Plant-parasitic nematodes cause significant economic losses to a wide variety of crops. Chemical control is a widely used option for plant-parasitic nematode management. However, chemical nematicides are now being reappraised in respect of environmental hazard, high costs, limited availability in many developing countries or their diminished effectiveness following repeated applications.
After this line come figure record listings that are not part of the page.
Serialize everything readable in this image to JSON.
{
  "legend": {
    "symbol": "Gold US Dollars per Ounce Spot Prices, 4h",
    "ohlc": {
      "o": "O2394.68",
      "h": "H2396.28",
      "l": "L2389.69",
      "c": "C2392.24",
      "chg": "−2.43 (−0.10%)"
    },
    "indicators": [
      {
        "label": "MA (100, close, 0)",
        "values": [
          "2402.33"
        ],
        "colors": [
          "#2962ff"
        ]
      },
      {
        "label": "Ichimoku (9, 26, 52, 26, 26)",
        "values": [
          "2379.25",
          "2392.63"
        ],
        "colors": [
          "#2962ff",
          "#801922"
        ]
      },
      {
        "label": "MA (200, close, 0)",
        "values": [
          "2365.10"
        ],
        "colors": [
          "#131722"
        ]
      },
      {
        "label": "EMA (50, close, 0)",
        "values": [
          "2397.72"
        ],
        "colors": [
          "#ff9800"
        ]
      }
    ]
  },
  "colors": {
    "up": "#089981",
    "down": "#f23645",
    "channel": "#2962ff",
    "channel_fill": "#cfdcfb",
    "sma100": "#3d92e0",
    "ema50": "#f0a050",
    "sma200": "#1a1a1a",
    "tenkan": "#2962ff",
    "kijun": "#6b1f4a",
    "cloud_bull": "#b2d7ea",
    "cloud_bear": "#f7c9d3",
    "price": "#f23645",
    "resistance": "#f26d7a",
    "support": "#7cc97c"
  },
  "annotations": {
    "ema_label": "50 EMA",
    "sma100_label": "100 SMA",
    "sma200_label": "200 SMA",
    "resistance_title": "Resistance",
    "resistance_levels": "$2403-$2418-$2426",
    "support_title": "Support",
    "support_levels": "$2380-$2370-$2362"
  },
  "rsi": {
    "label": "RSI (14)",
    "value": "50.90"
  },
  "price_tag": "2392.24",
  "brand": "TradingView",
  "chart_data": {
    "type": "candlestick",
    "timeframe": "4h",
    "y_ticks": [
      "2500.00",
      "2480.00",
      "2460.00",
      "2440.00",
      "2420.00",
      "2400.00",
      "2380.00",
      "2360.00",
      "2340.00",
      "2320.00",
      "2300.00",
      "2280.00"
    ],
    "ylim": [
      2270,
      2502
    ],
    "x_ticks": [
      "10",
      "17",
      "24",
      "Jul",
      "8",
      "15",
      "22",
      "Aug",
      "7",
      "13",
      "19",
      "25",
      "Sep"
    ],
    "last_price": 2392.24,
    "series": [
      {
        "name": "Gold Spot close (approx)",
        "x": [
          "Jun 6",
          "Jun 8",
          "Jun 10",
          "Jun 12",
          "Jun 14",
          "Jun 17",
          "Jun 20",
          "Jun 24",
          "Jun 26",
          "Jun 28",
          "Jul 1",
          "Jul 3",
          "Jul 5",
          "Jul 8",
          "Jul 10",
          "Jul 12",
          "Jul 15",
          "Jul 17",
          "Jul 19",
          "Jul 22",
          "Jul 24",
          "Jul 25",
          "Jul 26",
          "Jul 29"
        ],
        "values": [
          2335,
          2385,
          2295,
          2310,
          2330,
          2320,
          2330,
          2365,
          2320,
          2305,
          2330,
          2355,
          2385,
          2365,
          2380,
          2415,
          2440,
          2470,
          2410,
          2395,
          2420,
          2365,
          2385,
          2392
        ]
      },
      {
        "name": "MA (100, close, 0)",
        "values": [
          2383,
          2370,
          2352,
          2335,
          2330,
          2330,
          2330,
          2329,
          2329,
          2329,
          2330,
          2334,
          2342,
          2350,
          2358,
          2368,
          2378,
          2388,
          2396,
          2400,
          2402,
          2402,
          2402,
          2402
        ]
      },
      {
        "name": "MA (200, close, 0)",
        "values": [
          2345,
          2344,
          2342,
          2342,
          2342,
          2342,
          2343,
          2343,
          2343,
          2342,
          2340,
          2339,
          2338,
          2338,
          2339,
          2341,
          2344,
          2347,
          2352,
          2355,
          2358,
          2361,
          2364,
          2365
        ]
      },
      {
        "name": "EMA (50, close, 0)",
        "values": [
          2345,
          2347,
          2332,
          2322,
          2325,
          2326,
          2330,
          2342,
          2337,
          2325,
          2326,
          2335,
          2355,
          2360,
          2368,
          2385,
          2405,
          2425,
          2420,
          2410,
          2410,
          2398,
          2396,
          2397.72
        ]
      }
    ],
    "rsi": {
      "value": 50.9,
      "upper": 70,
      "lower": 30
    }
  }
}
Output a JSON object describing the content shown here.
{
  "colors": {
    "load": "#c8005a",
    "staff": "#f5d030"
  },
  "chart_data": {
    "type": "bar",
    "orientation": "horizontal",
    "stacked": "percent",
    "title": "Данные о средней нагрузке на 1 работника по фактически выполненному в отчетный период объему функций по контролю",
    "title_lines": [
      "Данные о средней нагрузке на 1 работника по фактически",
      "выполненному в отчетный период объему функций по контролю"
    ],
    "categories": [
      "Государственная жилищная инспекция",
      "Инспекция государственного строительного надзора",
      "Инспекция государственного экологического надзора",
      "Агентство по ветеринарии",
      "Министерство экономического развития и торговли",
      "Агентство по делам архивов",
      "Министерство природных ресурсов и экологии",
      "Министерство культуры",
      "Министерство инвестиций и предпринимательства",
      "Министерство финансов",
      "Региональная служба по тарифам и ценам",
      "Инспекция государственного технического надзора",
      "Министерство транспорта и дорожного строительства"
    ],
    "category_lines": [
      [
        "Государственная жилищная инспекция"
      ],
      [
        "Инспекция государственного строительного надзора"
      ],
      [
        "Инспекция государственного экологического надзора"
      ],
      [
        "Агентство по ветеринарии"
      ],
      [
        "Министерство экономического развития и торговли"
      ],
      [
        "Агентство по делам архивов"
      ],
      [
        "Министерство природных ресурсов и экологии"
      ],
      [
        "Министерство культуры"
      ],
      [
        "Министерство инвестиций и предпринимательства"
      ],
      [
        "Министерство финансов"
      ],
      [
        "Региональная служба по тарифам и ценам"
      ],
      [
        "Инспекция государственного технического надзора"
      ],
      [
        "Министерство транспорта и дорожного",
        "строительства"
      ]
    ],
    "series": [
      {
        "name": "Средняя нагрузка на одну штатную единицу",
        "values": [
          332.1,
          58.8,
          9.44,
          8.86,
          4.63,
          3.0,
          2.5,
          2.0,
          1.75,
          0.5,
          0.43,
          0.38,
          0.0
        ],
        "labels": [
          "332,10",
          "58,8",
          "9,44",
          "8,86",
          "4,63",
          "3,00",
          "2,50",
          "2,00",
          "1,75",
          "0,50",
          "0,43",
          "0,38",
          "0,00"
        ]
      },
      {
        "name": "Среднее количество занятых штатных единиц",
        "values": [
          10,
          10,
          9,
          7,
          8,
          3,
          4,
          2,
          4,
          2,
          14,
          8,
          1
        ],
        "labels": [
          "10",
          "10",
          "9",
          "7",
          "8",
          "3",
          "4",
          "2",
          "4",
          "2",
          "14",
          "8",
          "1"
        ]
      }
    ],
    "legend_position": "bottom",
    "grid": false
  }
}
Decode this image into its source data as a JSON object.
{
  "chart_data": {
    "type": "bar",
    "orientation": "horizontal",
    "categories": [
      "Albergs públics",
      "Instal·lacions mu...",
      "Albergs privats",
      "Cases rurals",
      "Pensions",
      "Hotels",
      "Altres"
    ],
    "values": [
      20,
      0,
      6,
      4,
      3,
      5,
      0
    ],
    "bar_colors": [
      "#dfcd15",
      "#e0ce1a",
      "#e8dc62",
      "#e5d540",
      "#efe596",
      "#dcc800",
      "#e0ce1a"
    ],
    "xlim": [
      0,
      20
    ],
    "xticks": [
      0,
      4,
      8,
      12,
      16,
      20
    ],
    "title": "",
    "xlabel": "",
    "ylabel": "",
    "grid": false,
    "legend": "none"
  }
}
=== Control of plant-parasitic nematodes ===
Purpureocillium lilacinum was first observed in association with nematode eggs in 1966 and the fungus was subsequently found parasitising the eggs of Meloidogyne incognita in Peru. It has now been isolated from many cyst and root-knot nematodes and from soil in many locations. Several successful field trials using P. lilacinum against pest nematodes were conducted in Peru. The Peruvian isolate was then sent to nematologists in 46 countries for testing, as part of the International Meloidogyne project, resulting in many more field trials on a range of crops in many soil types and climates. Field trials, glasshouse trials and in vitro testing of P. lilacinum continues and more isolates have been collected from soil, nematodes and occasionally from insects. Isolates vary in their pathogenicity to plant-parasitic nematodes. Some isolates are aggressive parasites while others, though morphologically indistinguishable, are less or non-pathogenic. Sometimes isolates that looked promising in vitro or in glasshouse trials have failed to provide control in the field.

=== Enzymes ===
Many enzymes produced by P. lilacinum have been studied. A basic serine protease with biological activity against Meloidogyne hapla eggs has been identified. One strain of P. lilacinum has been shown to produce proteases and a chitinase, enzymes that could weaken a nematode egg shell so as to enable a narrow infection peg to push through.

=== Egg infection ===
Before infecting a nematode egg, P. lilacinum flattens against the egg surface and becomes closely appressed to it. P. lilacinum produces simple appressoria anywhere on the nematode egg shell either after a few hyphae grow along the egg surface, or after a network of hyphae form on the egg. The presence of appressoria appears to indicate that the egg is, or is about to be, infected. In either case, the appressorium appears the same, as a simple swelling at the end of a hypha, closely appressed to the eggshell. Adhesion between the appressorium and nematode egg surface must be strong enough to withstand the opposing force produced by the extending tip of a penetration hypha. When the hypha has penetrated the egg, it rapidly destroys the juvenile within, before growing out of the now empty egg shell to produce conidiophores and to grow towards adjacent eggs.

==Mycotoxins==
Paecilotoxin is a mycotoxin isolated from the fungus. Its significance is unknown. Khan et al. (2003) tested one strain of P. lilacinum for the production of paecilotoxin and were unable to show toxin production in that strain, suggesting that toxin synthesis may vary among isolates.